Kyle muttered a low curse. “Rescue Wolves of Montana. After I’d found you and Aiden started searching for your parents, we checked it out. But it had closed and locals said the owners returned to Alaska with their daughter. Damnit. If I had only known...”

She leaned against him, needing his support. “I stopped playing with the pack when my dad heard rumors there was a wild wolf girl running with the wolves. And then the operation became too large. They hired a Skin to feed and care for the wolves. Things got bad when Josh started working for us.”

Arianna stared at the lake. “Josh did things. Mistreated the wolves, teased them. I warned my parents, but they’d already decided to shut down the operation. My dad worried about my first change because blooded Lupines were most vulnerable the first year of shifting. They gave the wolves to another organization to release and let Josh go.”

A muscle jumped in his jaw. “Losing his job must have really pissed off the Skin.”

“It should have, but he didn’t seem to care. If only I’d known he was hiding something.”

“It’s not your fault, Ari,” he said gently. “You were a child. What happened next?”

“Before we finished packing, I experienced my first shift and came into heat. It was intense and scary. Mom and Dad wanted me to learn to defend myself before we left for Alaska, but needed a place where the Skins couldn’t see me shapeshift.”

Her voice dropped. “They chose Mitchell Mountain because of its rugged terrain. We hiked and an hour later realized Josh followed us with a shotgun. He, he...”

Thin wisps of her ragged breaths fogged the air as strobes of memory flashed in her mind. Arianna squeezed her eyes shut, seeing sticky crimson stain pure white fur.

Kyle threaded his lean, warm fingers through hers. Opening her eyes, she whispered, “I don’t remember. I don’t remember, so stop asking me!”

“It’s okay,” he soothed. “Deep breaths, Ari. Just breathe.”

For a few minutes, she gulped down the crisp, cool air. When the shaking stopped, Kyle jerked a thumb at the path.

“Let’s walk. The kids will be fine.”

They followed the trail behind the cabin, cutting deep into the thick forest. Silver moonlight dappled deep green pines as moonbeams pooled on the ground.

After they’d walked a while, she stopped. Kyle squeezed her hand. “You okay now?”

Arianna nodded.

“Jessie said the man who wanted to buy them was nearby. Somewhere on this mountain, that sick bastard is waiting to snatch more Lupine young. Where is he hiding? Ari, how would you track him?”

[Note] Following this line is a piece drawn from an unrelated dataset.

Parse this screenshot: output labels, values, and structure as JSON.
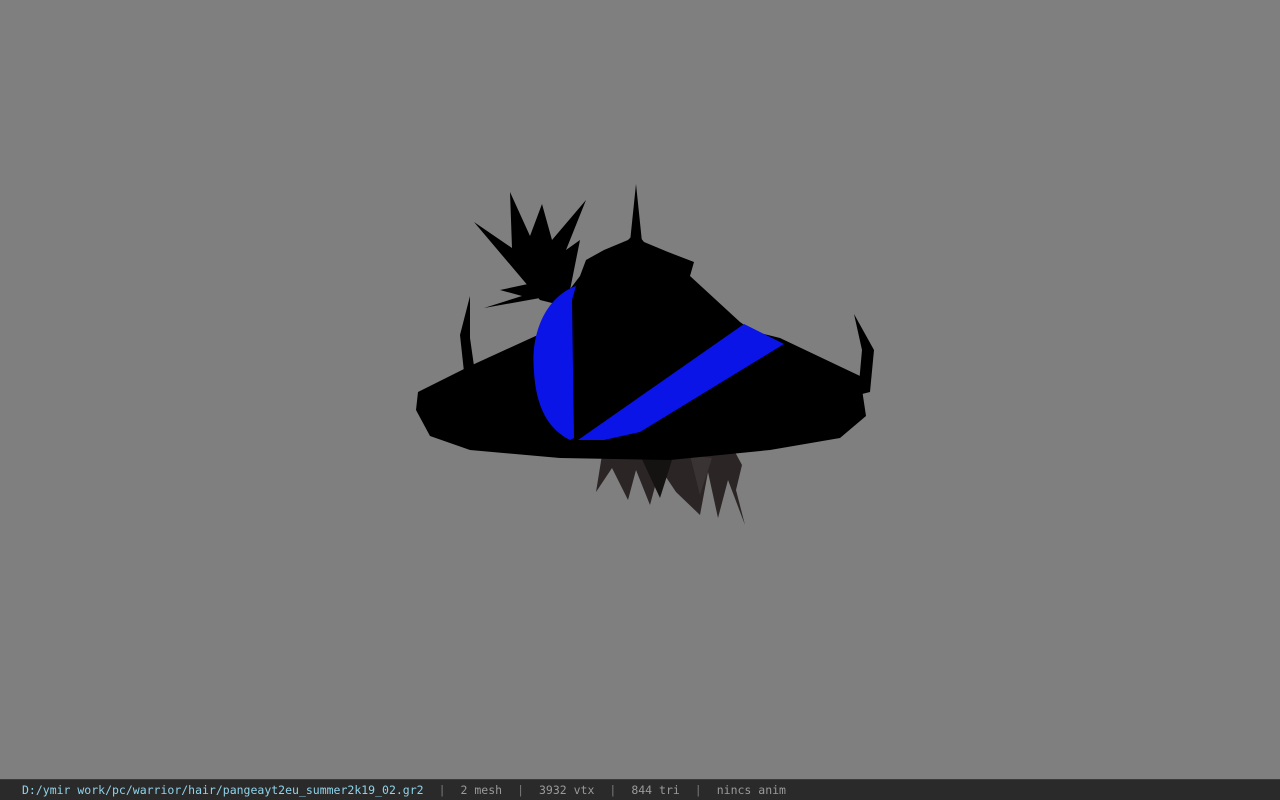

Just like old times, when Kyle would question her, nudge her into thinking of solutions while they hunted. It was his method of teaching, but later, became their comfortable way of working together.

She must work with Kyle to hunt the new threat to Lupine young and stop whoever wielded this sinister, dark magick.

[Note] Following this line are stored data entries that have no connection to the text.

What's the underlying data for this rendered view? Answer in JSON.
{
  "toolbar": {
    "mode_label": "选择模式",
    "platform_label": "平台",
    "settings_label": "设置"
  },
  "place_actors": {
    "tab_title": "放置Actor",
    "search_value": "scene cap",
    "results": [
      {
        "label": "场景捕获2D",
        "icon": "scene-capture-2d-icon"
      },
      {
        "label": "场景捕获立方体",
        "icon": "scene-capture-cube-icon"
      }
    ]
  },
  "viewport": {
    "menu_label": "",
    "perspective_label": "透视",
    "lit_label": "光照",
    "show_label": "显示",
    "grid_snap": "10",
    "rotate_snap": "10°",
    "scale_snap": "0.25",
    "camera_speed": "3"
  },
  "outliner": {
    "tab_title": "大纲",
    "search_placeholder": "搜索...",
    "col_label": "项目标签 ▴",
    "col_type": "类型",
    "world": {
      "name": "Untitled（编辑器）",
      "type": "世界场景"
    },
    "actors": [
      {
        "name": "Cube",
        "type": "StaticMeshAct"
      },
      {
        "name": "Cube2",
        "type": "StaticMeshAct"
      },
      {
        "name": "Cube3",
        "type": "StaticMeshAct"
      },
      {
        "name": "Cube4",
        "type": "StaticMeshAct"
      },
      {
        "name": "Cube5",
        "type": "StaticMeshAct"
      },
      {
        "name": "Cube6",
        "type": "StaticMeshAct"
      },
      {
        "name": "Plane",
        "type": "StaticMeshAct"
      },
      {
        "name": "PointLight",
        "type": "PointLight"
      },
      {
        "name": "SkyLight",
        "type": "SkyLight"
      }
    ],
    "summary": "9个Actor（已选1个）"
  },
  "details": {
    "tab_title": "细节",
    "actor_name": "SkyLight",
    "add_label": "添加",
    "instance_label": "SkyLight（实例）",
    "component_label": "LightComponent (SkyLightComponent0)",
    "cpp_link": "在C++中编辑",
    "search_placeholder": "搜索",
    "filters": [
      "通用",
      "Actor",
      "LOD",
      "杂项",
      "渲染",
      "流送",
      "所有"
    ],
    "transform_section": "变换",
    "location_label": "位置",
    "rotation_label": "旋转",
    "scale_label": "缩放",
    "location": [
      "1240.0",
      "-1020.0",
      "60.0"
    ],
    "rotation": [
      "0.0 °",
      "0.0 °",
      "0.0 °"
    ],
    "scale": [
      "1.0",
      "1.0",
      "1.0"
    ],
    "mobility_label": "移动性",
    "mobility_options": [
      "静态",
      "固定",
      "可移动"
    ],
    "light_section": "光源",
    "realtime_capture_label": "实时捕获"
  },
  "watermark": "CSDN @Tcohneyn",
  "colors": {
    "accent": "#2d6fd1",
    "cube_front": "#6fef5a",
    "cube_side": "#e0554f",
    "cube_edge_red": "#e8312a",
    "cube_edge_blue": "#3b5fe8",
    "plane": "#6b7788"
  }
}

“I remember an underground prison. The one who wanted the young must have a well-concealed stronghold to keep the young hidden until they reached puberty. But who has that much magick other than a wizard like Tristan?”

“Another wizard almost as powerful.” Kyle rubbed the back of his neck. “That would explain why the Brehon haven’t discovered his crimes. And if he didn’t steal many young, the disappearances would be explained as unfortunate.”

“Maybe it was Tristan.” The thought nauseated her.

Kyle shook his head. “First rule of the guardian wizards. Protect the innocent.”

“Second rule. Don’t shift in front of Skins or you’ll be the star attraction at their next bonfire. Real sweet guy.”